Anna Petryk

Personal information
- Date of birth: 26 October 1997 (age 28)
- Place of birth: Kyiv, Ukraine
- Position: Midfielder

Team information
- Current team: Sparta Prague
- Number: 25

Senior career*
- Years: Team / Apps / (Gls)
- 2016–2022: Zhytlobud-1 / 102
- 2022: Breiðablik / 9 / (2)
- 2022–2024: Vorskla Poltava
- 2024–2026: FC Metalist 1925 Kharkiv
- 2026–: Sparta Prague / 1 / (0)

International career^{‡}
- 2013: Ukraine U17 / 1 / (0)
- 2014–2015: Ukraine U19 / 8 / (0)
- 2020–: Ukraine / 47 / (1)

= Anna Petryk =

Ukrainian footballer

Anna Petryk (born 26 October 1997) is a Ukrainian footballer who plays as a midfielder for Sparta Prague in the Czech Women's First League and the Ukraine women's national team.

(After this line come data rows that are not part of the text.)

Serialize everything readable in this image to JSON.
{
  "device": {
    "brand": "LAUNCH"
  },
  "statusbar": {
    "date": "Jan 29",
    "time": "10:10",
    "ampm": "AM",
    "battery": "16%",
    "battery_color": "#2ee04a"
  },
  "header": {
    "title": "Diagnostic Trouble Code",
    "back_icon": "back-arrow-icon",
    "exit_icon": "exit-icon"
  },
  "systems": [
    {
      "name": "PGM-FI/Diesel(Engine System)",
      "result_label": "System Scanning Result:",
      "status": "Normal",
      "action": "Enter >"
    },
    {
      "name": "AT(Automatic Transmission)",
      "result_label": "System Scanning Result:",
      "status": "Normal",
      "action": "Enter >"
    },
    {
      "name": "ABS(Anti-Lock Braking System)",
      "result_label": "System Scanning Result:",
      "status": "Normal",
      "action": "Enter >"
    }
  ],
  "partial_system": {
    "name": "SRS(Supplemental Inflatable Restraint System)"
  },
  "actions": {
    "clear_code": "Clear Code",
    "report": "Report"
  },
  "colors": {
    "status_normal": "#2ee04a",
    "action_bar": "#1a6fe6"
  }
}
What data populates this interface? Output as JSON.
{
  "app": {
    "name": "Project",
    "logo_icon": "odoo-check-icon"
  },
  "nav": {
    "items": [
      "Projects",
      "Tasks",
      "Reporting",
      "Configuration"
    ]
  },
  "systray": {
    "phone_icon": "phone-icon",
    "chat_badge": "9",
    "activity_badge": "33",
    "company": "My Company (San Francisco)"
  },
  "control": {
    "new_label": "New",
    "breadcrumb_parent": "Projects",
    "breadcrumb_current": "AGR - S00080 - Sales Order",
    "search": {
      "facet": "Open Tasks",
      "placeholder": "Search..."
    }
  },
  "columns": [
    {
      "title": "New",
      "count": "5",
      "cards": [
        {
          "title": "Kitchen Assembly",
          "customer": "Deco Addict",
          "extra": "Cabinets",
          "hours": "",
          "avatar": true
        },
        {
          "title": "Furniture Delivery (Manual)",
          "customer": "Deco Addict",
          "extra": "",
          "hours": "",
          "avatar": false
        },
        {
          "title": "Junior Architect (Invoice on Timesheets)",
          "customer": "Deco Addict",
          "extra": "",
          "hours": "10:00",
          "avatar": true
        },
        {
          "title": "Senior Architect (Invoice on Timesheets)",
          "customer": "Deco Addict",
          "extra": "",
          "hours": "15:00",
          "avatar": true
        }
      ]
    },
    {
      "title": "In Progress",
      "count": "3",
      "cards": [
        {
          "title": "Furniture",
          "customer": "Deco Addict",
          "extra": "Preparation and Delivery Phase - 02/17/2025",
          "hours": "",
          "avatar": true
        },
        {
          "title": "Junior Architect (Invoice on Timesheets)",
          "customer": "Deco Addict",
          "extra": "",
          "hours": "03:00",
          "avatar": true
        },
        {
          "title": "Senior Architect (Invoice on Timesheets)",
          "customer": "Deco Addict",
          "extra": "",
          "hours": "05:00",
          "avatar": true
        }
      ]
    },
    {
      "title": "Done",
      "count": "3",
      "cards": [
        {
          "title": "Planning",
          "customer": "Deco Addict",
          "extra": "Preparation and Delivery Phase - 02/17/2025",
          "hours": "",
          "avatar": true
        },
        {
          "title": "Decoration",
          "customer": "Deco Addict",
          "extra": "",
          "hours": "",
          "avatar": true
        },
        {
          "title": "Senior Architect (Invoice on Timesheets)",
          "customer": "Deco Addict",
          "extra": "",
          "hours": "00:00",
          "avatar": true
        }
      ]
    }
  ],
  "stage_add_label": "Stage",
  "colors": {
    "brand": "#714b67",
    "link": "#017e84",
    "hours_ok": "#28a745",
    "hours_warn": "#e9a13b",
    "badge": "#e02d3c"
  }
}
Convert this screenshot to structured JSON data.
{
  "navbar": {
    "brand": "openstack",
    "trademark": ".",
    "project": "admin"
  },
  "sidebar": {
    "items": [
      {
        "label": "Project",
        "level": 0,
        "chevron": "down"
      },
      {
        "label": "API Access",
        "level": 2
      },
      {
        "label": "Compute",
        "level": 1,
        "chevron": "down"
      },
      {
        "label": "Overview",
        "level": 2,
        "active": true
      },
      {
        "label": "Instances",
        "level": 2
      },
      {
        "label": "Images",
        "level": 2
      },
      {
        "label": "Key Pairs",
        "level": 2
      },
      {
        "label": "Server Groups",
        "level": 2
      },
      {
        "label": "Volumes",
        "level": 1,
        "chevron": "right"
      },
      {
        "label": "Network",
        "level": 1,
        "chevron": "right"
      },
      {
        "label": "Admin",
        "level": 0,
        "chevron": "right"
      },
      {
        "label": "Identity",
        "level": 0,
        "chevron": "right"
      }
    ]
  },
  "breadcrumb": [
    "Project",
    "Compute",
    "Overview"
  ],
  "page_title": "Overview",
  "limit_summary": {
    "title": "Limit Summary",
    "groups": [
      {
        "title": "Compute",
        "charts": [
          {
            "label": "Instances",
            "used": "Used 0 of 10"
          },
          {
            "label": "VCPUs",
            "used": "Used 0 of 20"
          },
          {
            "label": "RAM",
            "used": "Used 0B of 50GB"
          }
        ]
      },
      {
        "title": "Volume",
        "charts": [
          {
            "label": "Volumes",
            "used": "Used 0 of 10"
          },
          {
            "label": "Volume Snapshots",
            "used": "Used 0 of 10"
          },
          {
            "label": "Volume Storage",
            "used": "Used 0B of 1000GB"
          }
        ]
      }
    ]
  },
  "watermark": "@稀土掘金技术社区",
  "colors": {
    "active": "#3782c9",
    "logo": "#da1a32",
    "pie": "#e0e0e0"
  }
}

She returned to Ukraine after six months, joining Vorskla Poltava with whom she won back-to-back league and cup doubles for the 2022–23 and 2023-24 seasons, before rejoining Zhytlobud-1, now playing under their new name of FC Metalist 1925 Kharkiv.

==Playing career==
After playing the majority of her career with the Women's League club WFC Zhytlobud-1 Kharkiv, Petryk signed with Breiðablik in the Icelandic Besta-deild kvenna in March 2022.

On 10 July 2026, Petryk signed a contract with Czech Women's First League club Sparta Prague. She made her league debut for the club on 15 August 2026 in a 4–0 home win against Prague Raptors.